Net interest income, or revenue from loans minus payments on deposits, fell to 1.13 billion euros in the first quarter from 1.36 billion euros a year earlier.
Commerzbank’s shares dropped as much as 4.2 percent in Frankfurt trading to the lowest level since March 14. They fell 3.3 percent to 12.19 euros at 9:31 a.m., valuing the company at 13.9 billion euros. The stock has more than doubled in value since reaching a record intraday low on July 4 last year of 5.56 euros, after the bank carried out a fifth capital increase in four years last May.
Operating profit was 324 million euros, falling from 464 million euros in the first quarter of last year. That beat the 314 million-euro average estimate of eight analysts.
“Commerzbank’s revenue is under pressure but the lack of restructuring charges boosted profit this quarter,” Ronny Rehn, an analyst with Keefe, Bruyette & Woods who has a market perform recommendation on the stock, said by phone from London. “They’re still a massive restructuring case and the real focus is on their balance sheet and capital.”
The company posted a loss in the first quarter of 2013 after taking a 493 million-euro charge for restructuring such as shedding employees. The bank is targeting 5,200 job reductions by 2016, it said in June last year.

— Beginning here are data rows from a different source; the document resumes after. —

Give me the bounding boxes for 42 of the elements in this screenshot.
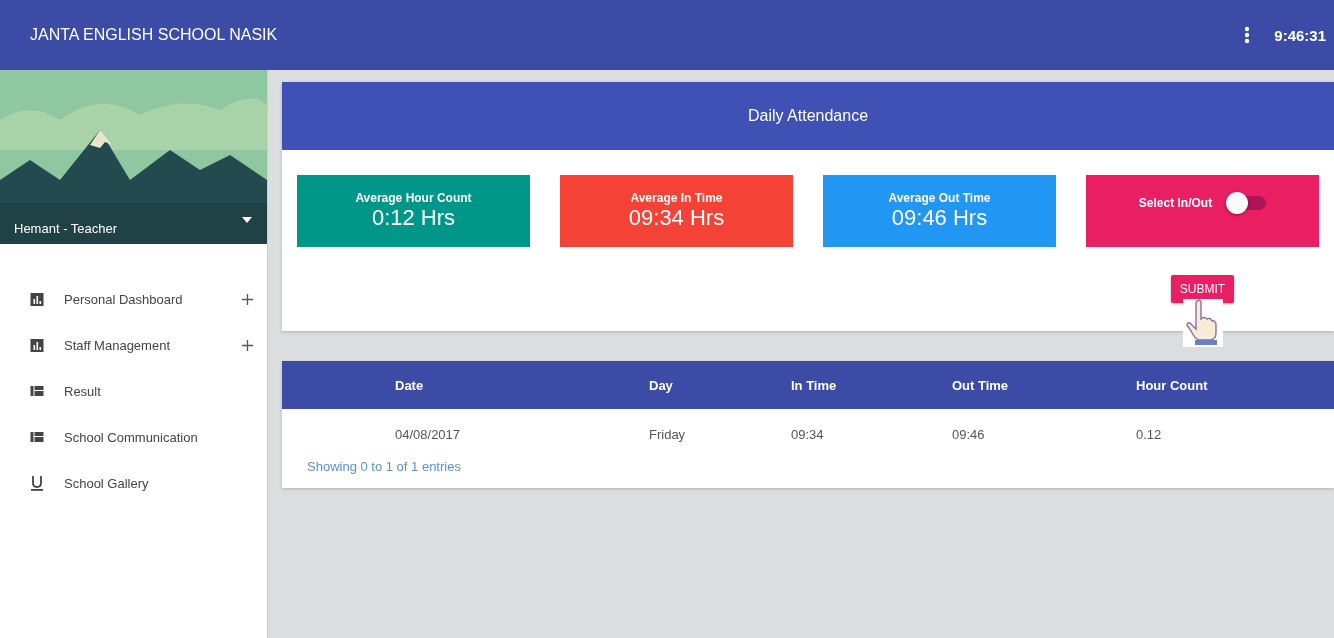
sidebar-item[interactable]: Personal Dashboard [0,276,267,322]
column-header: In Time [791,377,838,393]
sidebar-item[interactable]: School Gallery [0,460,267,506]
entries-info: Showing 0 to 1 of 1 entries [306,459,462,476]
toggle-label: Select In/Out [1138,196,1213,210]
plus-icon[interactable] [242,293,253,305]
table-cell-text: 09:46 [952,426,986,442]
profile-name[interactable]: Hemant - Teacher [14,221,118,236]
more-menu-icon[interactable] [1244,26,1251,44]
column-header: Out Time [952,377,1010,393]
sidebar-item-label: School Gallery [64,475,150,491]
table-cell-text: 09:34 [791,426,825,442]
column-header: Date [395,377,425,393]
sidebar-item-label: School Communication [64,429,199,445]
column-header: Hour Count [1136,377,1209,393]
school-title: JANTA ENGLISH SCHOOL NASIK [30,26,278,44]
sidebar-item[interactable]: School Communication [0,414,267,460]
list-icon [30,432,44,442]
column-header: Day [649,377,674,393]
sidebar-item-label: Result [64,383,102,399]
card-title: Daily Attendance [747,107,869,125]
sidebar-item[interactable]: Staff Management [0,322,267,368]
bar-chart-icon [30,338,44,352]
stat-value: 09:34 Hrs [628,205,725,231]
caret-icon[interactable] [242,217,252,223]
stat-label: Average In Time [630,191,723,205]
table-cell-text: 0.12 [1136,426,1163,442]
sidebar-item[interactable]: Result [0,368,267,414]
underline-icon [30,475,44,491]
submit-button[interactable]: SUBMIT [1170,275,1235,303]
table-cell-text: 04/08/2017 [395,426,462,442]
table-cell-text: Friday [649,426,687,442]
stat-value: 0:12 Hrs [371,205,456,231]
stat-label: Average Hour Count [355,191,472,205]
stat-value: 09:46 Hrs [891,205,988,231]
list-icon [30,386,44,396]
sidebar-item-label: Personal Dashboard [64,291,184,307]
sidebar-item-label: Staff Management [64,337,171,353]
clock-time: 9:46:31 [1274,26,1326,44]
stat-label: Average Out Time [888,191,991,205]
bar-chart-icon [30,292,44,306]
plus-icon[interactable] [242,339,253,351]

The non-core assets unit, where Commerzbank bundled public and commercial real estate and ship financing as part of a government rescue in 2009, had an operating loss of 172 million euros compared with a loss of 86 million euros in the first quarter of 2013.

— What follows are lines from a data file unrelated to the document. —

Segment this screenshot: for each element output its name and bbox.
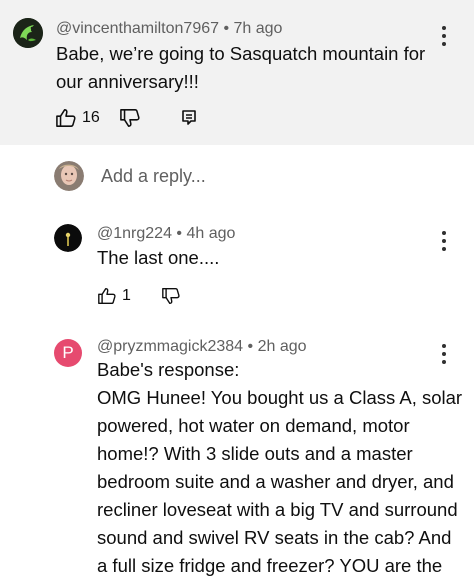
thumbs-down-icon xyxy=(120,109,140,127)
thumbs-down-icon xyxy=(162,287,180,305)
avatar-letter: P xyxy=(62,343,74,362)
reply-text-line: powered, hot water on demand, motor xyxy=(97,415,410,436)
commenter-avatar[interactable] xyxy=(13,18,43,48)
meta-separator: • xyxy=(243,338,258,355)
reply-text-line: OMG Hunee! You bought us a Class A, sola… xyxy=(97,387,463,408)
reply-text: The last one.... xyxy=(97,247,220,268)
reply-text-line: sound and swivel RV seats in the cab? An… xyxy=(97,527,452,548)
meta-separator: • xyxy=(171,225,187,242)
reply-text: Babe's response: OMG Hunee! You bought u… xyxy=(97,356,467,580)
comment-text: Babe, we’re going to Sasquatch mountain … xyxy=(56,43,426,92)
like-button[interactable]: 16 xyxy=(55,108,100,128)
dark-photo-avatar-icon xyxy=(54,224,82,252)
thumbs-up-icon xyxy=(98,287,116,305)
reply-avatar[interactable]: P xyxy=(54,339,82,367)
reply-timestamp[interactable]: 2h ago xyxy=(258,338,307,355)
add-reply-input[interactable]: Add a reply... xyxy=(101,166,206,187)
like-count: 16 xyxy=(82,109,100,126)
reply-text-line: a full size fridge and freezer? YOU are … xyxy=(97,555,443,576)
green-dragon-avatar-icon xyxy=(13,18,43,48)
reply-like-count: 1 xyxy=(122,287,131,304)
reply-button[interactable] xyxy=(181,109,197,126)
reply-timestamp[interactable]: 4h ago xyxy=(186,225,235,242)
user-photo-avatar-icon xyxy=(54,161,84,191)
reply-meta: @pryzmmagick2384 • 2h ago xyxy=(97,338,307,356)
reply-dislike-button[interactable] xyxy=(161,287,181,305)
comment-meta: @vincenthamilton7967 • 7h ago xyxy=(56,20,282,38)
reply-like-button[interactable]: 1 xyxy=(97,287,131,305)
dislike-button[interactable] xyxy=(119,108,141,128)
reply-meta: @1nrg224 • 4h ago xyxy=(97,225,235,243)
reply-handle[interactable]: @1nrg224 xyxy=(97,225,172,242)
meta-separator: • xyxy=(219,20,234,37)
reply-text-line: recliner loveseat with a big TV and surr… xyxy=(97,499,458,520)
comment-handle[interactable]: @vincenthamilton7967 xyxy=(56,20,219,37)
reply-text-line: bedroom suite and a washer and dryer, an… xyxy=(97,471,454,492)
comment-timestamp[interactable]: 7h ago xyxy=(234,20,283,37)
highlighted-comment: @vincenthamilton7967 • 7h ago Babe, we’r… xyxy=(0,0,474,145)
thumbs-up-icon xyxy=(56,109,76,127)
reply-handle[interactable]: @pryzmmagick2384 xyxy=(97,338,243,355)
reply-text-line: home!? With 3 slide outs and a master xyxy=(97,443,413,464)
reply-text-line: Babe's response: xyxy=(97,359,240,380)
reply-avatar[interactable] xyxy=(54,224,82,252)
current-user-avatar xyxy=(54,161,84,191)
reply-comment-icon xyxy=(182,110,196,125)
reply-menu-button[interactable] xyxy=(439,231,449,251)
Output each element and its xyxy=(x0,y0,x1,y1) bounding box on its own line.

The company is selling off or winding down the assets, which include shipping and commercial real estate loans and sovereign and municipal debt, to comply with the conditions of the 18.2 billion-euro bailout.
In February, Commerzbank said it plans to shrink the assets faster than expected, to about 75 billion euros by the end of 2016 after previously targeting less than 90 billion euros.
The size of the unit was reduced to 102 billion euros in the first quarter from 116 billion euros at the end of last year, Commerzbank said today.
The reduction included 9 billion euros of public finance assets, debt which will mostly mature before 2016, the bank said. The securities and bonds were “largely made up of high-grade securities,” Blessing said in the statement.
“The environment - low interest rates and an investor appetite for yield - is great for reducing assets,” Christian Hamann, an analyst at Hamburger Sparkasse with a hold recommendation on Commerzbank stock, said by telephone before the earnings were published. “They’re making relatively good progress on their asset reduction goals.”
Provisions for risky loans decreased to 238 million euros from 267 million euros a year earlier. The provisions will be lower in 2014 than last year, Commerzbank said in the statement.
The core Tier 1 capital adequacy ratio was 9 percent, unchanged from the end of 2013. While Commerzbank doesn’t see “linear development” of the ratio, a goal of increasing it to more than 10 percent by 2016 remains unchanged, it said.